# 1. 任務
針對一個 SQL database，進行自然語言的問，產出自然語言的答。


以下我們以 Chinook 資料庫為範例（Chinook database 紀錄了關於一家線上音樂商店的資訊），詢問它的員工數，並希望它回答八人。

In [1]:
from pprint import pprint
from langchain_experimental.sql.base import SQLDatabase, SQLDatabaseChain
from langchain_setup import ChatOpenAI, tracing_v2_enabled_if_api_key_set


db = SQLDatabase.from_uri("sqlite:///../data/Chinook.db")
db_chain = SQLDatabaseChain.from_llm(ChatOpenAI(temperature=0), db)
with tracing_v2_enabled_if_api_key_set(project_name='tutorial'):
    db_chain.run("How many employees are there?")

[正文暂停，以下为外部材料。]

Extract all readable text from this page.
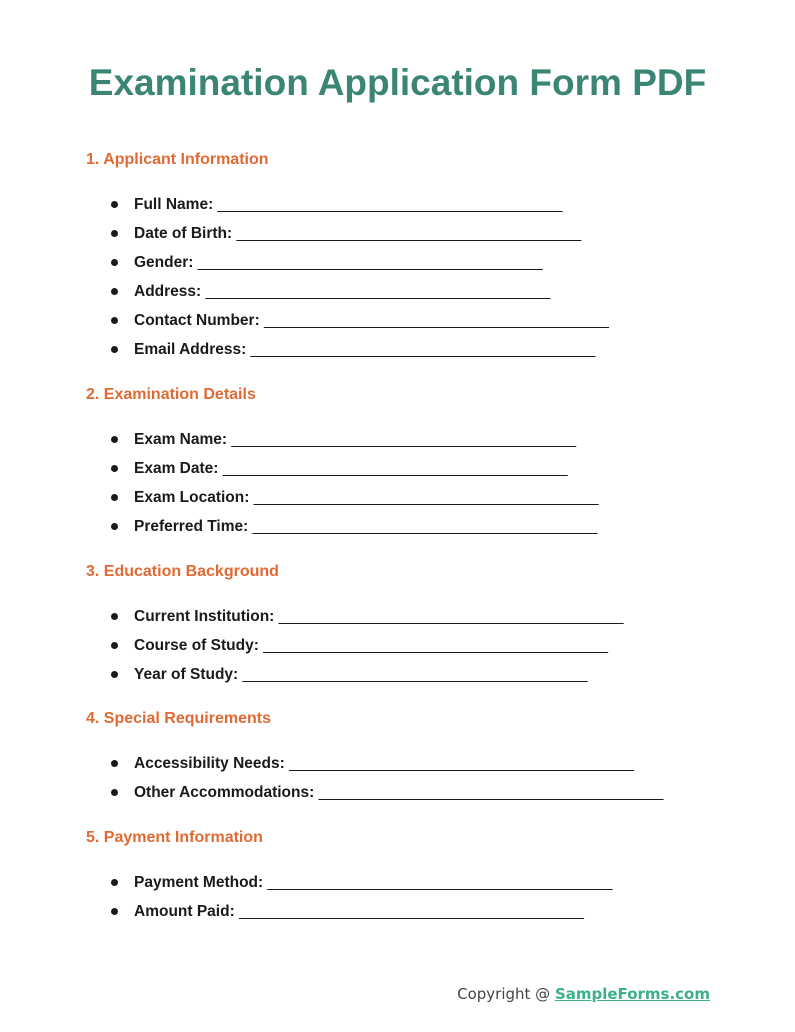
Examination Application Form PDF
1. Applicant Information
Full Name: ________________________________________
Date of Birth: ________________________________________
Gender: ________________________________________
Address: ________________________________________
Contact Number: ________________________________________
Email Address: ________________________________________
2. Examination Details
Exam Name: ________________________________________
Exam Date: ________________________________________
Exam Location: ________________________________________
Preferred Time: ________________________________________
3. Education Background
Current Institution: ________________________________________
Course of Study: ________________________________________
Year of Study: ________________________________________
4. Special Requirements
Accessibility Needs: ________________________________________
Other Accommodations: ________________________________________
5. Payment Information
Payment Method: ________________________________________
Amount Paid: ________________________________________
Copyright @ SampleForms.com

[LangSmith URL]: https://smith.langchain.com/o/34ec837d-8405-462d-b949-fdfaebda792b/projects/p/fdcbda35-4d3a-418b-ab49-7e3205e630a6/r/3698c75f-a710-4246-8876-e0cb8efa2eec?poll=true


# 2. 機制
`SQLDatabaseChain` 底層會做以下的事情：
1. 建構 prompt，其中包含背景資訊、資料庫格式、使用者問題
2. LLM API: 產生 SQL query
3. 資料庫執行 SQL query，回傳結果
4. LLM API: 將上一次的 prompt 後面加上 SQL query 和結果，產生自然語言的回答

## 2.1 Prompt
其 Prompt 可以分成數個部分
- System: 設定角色、解釋任務內容、條列要求
- Format: 設定輸出的格式
- Context: 每次呼叫都可能不同、解決任務所需的資訊
- Question: 使用者輸入

In [2]:
print(db_chain.llm_chain.prompt.template)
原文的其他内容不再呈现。